Patrik Aarnivaara: Hours of Oblique Attention

20 June - 25 July 2015

Private View: 20 June 2015, 4-6 pm

35 Riding House Street, London W1W 7EA

 

Christine Park Gallery is delighted to present Hours of Oblique Attention by Malmö-based artist Patrik Aarnivaara. In his first UK solo exhibition Aarnivaara will show a number of sculptural works centered around his interest in image production, film, and photography. 

 

Aarnivaara’s sculptures are reminiscent of camera equipment that reflects, filters, or mirrors light and images of a place. Mounted on tripods, they are mobile and easily disassembled, like tools with interchangeable parts that can be used to various purposes, such as projection surfaces or props for a photo shoot. The point of departure for Aarnivaara’s photo-based works is often architecture. Through walks and visits he explores how buildings affect a viewer in motion and function as ocular tools.

 

Primarily working with sculptures influenced by various support structures for image production like tripods, stands, and studio equipment, Aarnivaara’s practice incorporates a wide range of media including photography, video, and text to investigate what can best be described as a calibration process between users and optical devices, a specific focus that resonates in a wider context of our bodies, or users adjust to the pace, function, and rhythm of things. “The building presents itself to us as a field of action, as does a sheet of paper or a viewfinder…” (Robin Evans)

 

Operating various ocular devices involves looking, bodily movement, and processing information seen through the device. “From the interaction between camera and photographer sculptures are produced that refer back both to shape, and the materiality of the optical object and how the person acts when using that object.” (Zane Onkule) In Aarnivaara’s work Citizen Sixteen by Nine lines delineating a 16:9 rectangle and a squared focus screen are blasted on to the two outer glasses, resembling a viewfinder or smartphone camera screen.

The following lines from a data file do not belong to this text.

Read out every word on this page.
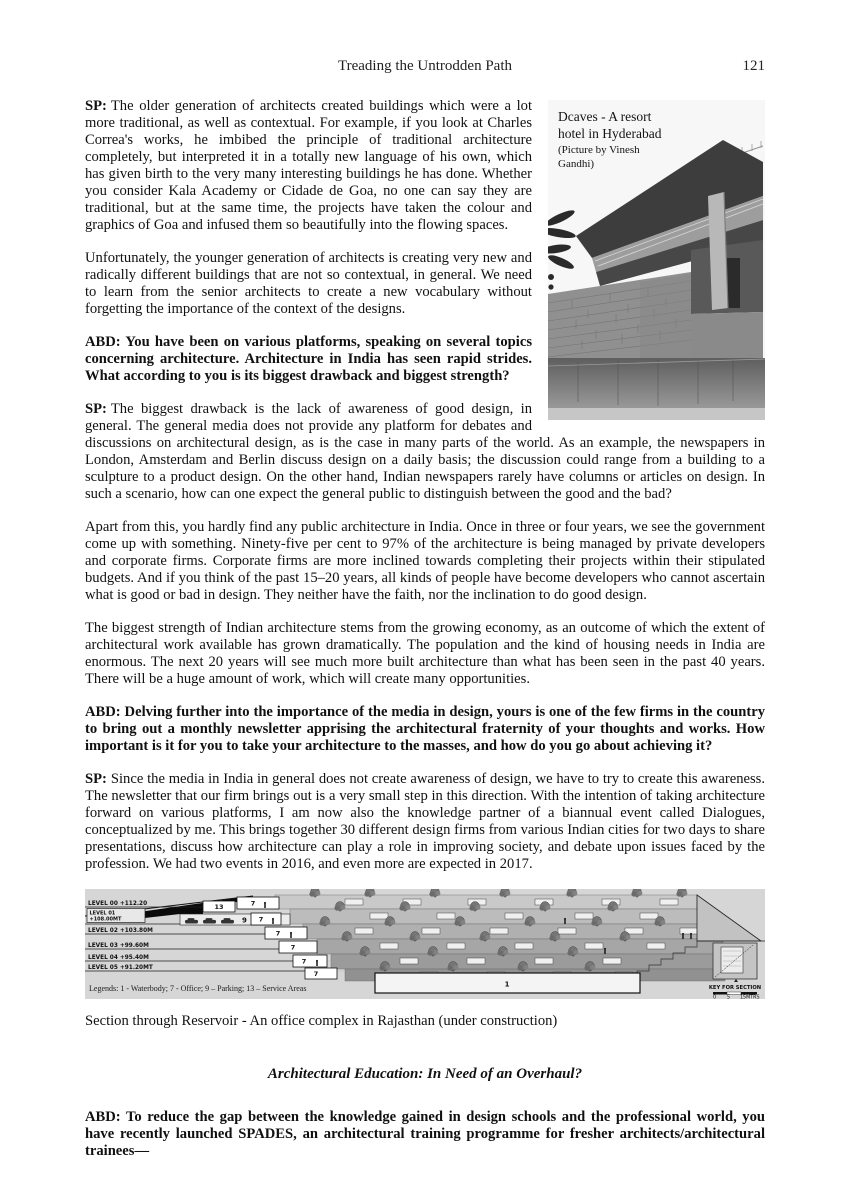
Treading the Untrodden Path	121
Dcaves - A resort
hotel in Hyderabad
(Picture by Vinesh
Gandhi)

SP: The older generation of architects created buildings which were a lot more traditional, as well as contextual. For example, if you look at Charles Correa's works, he imbibed the principle of traditional architecture completely, but interpreted it in a totally new language of his own, which has given birth to the very many interesting buildings he has done. Whether you consider Kala Academy or Cidade de Goa, no one can say they are traditional, but at the same time, the projects have taken the colour and graphics of Goa and infused them so beautifully into the flowing spaces.

Unfortunately, the younger generation of architects is creating very new and radically different buildings that are not so contextual, in general. We need to learn from the senior architects to create a new vocabulary without forgetting the importance of the context of the designs.

ABD: You have been on various platforms, speaking on several topics concerning architecture. Architecture in India has seen rapid strides. What according to you is its biggest drawback and biggest strength?

SP: The biggest drawback is the lack of awareness of good design, in general. The general media does not provide any platform for debates and discussions on architectural design, as is the case in many parts of the world. As an example, the newspapers in London, Amsterdam and Berlin discuss design on a daily basis; the discussion could range from a building to a sculpture to a product design. On the other hand, Indian newspapers rarely have columns or articles on design. In such a scenario, how can one expect the general public to distinguish between the good and the bad?

Apart from this, you hardly find any public architecture in India. Once in three or four years, we see the government come up with something. Ninety-five per cent to 97% of the architecture is being managed by private developers and corporate firms. Corporate firms are more inclined towards completing their projects within their stipulated budgets. And if you think of the past 15–20 years, all kinds of people have become developers who cannot ascertain what is good or bad in design. They neither have the faith, nor the inclination to do good design.

The biggest strength of Indian architecture stems from the growing economy, as an outcome of which the extent of architectural work available has grown dramatically. The population and the kind of housing needs in India are enormous. The next 20 years will see much more built architecture than what has been seen in the past 40 years. There will be a huge amount of work, which will create many opportunities.

ABD: Delving further into the importance of the media in design, yours is one of the few firms in the country to bring out a monthly newsletter apprising the architectural fraternity of your thoughts and works. How important is it for you to take your architecture to the masses, and how do you go about achieving it?

SP: Since the media in India in general does not create awareness of design, we have to try to create this awareness. The newsletter that our firm brings out is a very small step in this direction. With the intention of taking architecture forward on various platforms, I am now also the knowledge partner of a biannual event called Dialogues, conceptualized by me. This brings together 30 different design firms from various Indian cities for two days to share presentations, discuss how architecture can play a role in improving society, and debate upon issues faced by the profession. We had two events in 2016, and even more are expected in 2017.

9
LEVEL 00 +112.20
LEVEL 01
+108.00MT
LEVEL 02 +103.80M
LEVEL 03 +99.60M
LEVEL 04 +95.40M
LEVEL 05 +91.20MT
13	7
7
7
7
7
7
1
Legends: 1 - Waterbody; 7 - Office; 9 – Parking; 13 – Service Areas	KEY FOR SECTION
0 5 15MTRS

Section through Reservoir - An office complex in Rajasthan (under construction)

Architectural Education: In Need of an Overhaul?

ABD: To reduce the gap between the knowledge gained in design schools and the professional world, you have recently launched SPADES, an architectural training programme for fresher architects/architectural trainees—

Two angled two-way mirrors limit the gaze to pierce the work through a narrow gap, while the angle directs and prompts movement around the work. Schizoid Picturesque, a sculpture inspired by two optical tools used to manipulate citizens' thoughts and minds in the British television series The Prisoner from the 60s.

 

In Aarnivaara’s minimal works he mobilizes a wide range of references and sources from old experimental short films to fictional optical devices from spy and science fiction movies, computer vision geometry, and architectural space configurations to explore the skewed tuning between the corporal and optical.

 

About the Artist

 

Patrik Aarnivaara (b. 1977) is an artist based in Malmö, Sweden. His works are influenced by the interaction between viewers, optical devices and architecture, employing sculpture, video and photo-based works to explore the act of observation.

 

Aarnivaara’ previous solo exhibitions include Slow Motion is Monumental Sculpture, Galleri Charlotte Lund, Stockholm (2012), A Monument Which Needs a Shape, Which Needs a Story, Which Needs a Text, Which Needs Letters, Johan Berggren Gallery, Malmö (2010), General Interpretations and Specific Forms, Galleri Charlotte Lund, Stockholm (2009) to name a few. He is also featured in recent group shows such as Society Acts – The Moderna Exhibition, Moderna Museet Malmö, Malmö (2014), as well as other exhibitions in various cities including The Ghost of a Movement, Embassy Gallery, Edinburgh, Scotland (2013), Muted Fanfare for the Shy, Narrative Gallery, London (2013), Inside and Out, kim? Contemporary Art Center, Riga, Latvia (2012).